Obwohl der Bogen so weit gespannt war, war das Gespräch niemals oberflächlich. Immer wieder stellte der scheidende Händel-Intendant relevante Fragen. Freuen dürfen wir uns auf Emily Fons in der Titelrolle von Händels Oper Ariodante, mit dem Festspielorchester Göttingen unter der Leitung von Laurence Cummings – sicher einer der Höhepunkte zu den Festspiele, die nun für Anfang September terminiert sind.
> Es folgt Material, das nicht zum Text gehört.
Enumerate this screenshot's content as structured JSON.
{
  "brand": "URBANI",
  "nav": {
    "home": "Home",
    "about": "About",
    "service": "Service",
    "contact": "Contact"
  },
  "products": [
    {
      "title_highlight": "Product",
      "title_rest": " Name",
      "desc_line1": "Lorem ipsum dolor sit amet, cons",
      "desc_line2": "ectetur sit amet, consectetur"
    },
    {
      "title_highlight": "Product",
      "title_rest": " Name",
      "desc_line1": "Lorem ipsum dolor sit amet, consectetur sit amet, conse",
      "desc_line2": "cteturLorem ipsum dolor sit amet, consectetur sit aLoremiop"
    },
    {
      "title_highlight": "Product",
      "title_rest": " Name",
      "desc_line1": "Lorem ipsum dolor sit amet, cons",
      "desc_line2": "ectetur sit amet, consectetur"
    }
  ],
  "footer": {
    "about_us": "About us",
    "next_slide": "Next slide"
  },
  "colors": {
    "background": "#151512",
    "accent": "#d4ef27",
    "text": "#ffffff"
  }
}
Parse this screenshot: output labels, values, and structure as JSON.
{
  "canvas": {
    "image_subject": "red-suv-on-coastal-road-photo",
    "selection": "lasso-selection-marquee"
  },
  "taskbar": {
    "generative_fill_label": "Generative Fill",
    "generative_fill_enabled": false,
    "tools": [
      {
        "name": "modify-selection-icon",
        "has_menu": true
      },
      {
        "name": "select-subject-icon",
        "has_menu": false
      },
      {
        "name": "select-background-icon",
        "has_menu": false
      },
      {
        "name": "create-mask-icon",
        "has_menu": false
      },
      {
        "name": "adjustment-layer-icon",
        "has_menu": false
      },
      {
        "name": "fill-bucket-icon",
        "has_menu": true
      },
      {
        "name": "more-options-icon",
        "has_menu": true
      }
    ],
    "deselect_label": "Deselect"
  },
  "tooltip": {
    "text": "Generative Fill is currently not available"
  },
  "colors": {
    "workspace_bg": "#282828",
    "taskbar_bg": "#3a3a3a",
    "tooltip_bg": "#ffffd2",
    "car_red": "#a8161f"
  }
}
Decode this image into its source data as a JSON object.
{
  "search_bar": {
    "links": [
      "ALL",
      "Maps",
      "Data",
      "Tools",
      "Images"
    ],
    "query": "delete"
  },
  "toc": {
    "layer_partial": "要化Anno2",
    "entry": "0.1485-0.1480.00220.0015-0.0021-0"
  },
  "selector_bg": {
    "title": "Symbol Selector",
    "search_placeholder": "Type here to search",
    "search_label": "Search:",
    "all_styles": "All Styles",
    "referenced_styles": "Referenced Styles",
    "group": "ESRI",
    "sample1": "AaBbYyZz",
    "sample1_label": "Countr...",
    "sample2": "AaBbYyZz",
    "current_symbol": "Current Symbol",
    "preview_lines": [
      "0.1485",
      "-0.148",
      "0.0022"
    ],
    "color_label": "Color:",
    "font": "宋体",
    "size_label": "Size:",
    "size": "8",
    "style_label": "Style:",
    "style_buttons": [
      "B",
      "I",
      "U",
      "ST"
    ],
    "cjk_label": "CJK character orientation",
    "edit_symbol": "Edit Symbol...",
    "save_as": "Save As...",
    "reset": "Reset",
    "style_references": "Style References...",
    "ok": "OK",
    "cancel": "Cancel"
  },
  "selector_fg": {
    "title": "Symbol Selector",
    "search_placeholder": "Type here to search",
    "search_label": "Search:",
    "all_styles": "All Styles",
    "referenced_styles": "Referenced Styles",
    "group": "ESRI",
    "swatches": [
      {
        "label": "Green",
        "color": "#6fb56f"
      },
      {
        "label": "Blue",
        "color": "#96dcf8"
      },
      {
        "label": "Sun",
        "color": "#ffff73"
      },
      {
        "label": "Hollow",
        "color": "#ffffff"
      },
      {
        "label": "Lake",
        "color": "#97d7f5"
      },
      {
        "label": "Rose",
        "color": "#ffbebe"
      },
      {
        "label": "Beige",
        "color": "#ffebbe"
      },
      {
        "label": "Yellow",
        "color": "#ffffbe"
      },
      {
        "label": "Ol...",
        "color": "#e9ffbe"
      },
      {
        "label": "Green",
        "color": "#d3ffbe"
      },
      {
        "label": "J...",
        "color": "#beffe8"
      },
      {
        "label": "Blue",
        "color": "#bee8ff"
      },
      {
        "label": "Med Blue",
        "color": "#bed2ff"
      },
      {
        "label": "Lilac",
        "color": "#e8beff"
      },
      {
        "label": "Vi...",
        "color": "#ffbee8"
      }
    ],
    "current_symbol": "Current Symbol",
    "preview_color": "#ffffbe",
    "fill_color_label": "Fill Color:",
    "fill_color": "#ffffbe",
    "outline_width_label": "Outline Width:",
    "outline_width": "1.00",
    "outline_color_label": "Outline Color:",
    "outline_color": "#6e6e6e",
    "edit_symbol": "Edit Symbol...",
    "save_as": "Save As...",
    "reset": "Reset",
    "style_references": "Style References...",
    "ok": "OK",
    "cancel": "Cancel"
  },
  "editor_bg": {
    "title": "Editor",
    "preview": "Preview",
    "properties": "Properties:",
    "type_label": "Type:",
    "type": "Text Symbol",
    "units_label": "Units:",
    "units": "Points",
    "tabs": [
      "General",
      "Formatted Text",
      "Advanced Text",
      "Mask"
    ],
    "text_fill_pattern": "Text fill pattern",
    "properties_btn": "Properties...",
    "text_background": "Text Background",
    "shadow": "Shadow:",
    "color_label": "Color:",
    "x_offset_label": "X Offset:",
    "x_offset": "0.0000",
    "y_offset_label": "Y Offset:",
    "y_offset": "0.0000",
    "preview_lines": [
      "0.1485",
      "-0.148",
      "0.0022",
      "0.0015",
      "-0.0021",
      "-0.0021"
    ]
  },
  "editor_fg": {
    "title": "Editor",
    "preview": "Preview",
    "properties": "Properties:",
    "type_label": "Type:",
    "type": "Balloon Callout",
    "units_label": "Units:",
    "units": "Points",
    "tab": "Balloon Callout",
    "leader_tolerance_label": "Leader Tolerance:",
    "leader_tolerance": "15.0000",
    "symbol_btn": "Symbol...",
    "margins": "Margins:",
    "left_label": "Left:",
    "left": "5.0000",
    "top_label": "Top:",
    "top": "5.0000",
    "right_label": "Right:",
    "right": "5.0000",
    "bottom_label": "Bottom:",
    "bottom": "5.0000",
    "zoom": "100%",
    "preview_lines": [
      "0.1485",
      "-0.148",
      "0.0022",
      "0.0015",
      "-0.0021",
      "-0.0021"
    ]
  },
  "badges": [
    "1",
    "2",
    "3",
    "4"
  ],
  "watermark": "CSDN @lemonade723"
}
Bei diesen Festspielen wird auch Maurice Steger zu Gast sein. Er freut sich schon auf das Musizieren mit Laurence Cummings – „Mister Handel himself“, wie er ihn im Talk beschrieb. Wie Emily Fons hat er wunderbare Erinnerungen an Göttingen. Sein letzter Auftritt in dieser Stadt war allerdings außerhalb der Festspiele: am 12. März 2020 gastierte er mit dem Göttinger Symphonie Konzert zum Konzert „Inspiration Telemann“ in der Aula am Wilhelmsplatz. Es gab zwei Konzerte am selben Tag, eines um 18.45 Uhr, das zweite um 20.45 Uhr. Zwischen den Konzerten lief um 20 Uhr die Tagesschau im Fernsehen, in der die Schließung der Schulen und der allgemeine Lockdown verkündet wurden. Steger wird dieses Konzert nicht vergessen: viele Plätze blieben leer, für ihn war es das vorerst letzte öffentliche Konzert gewesen. (Lesen Sie hier die Rezension des Konzertes)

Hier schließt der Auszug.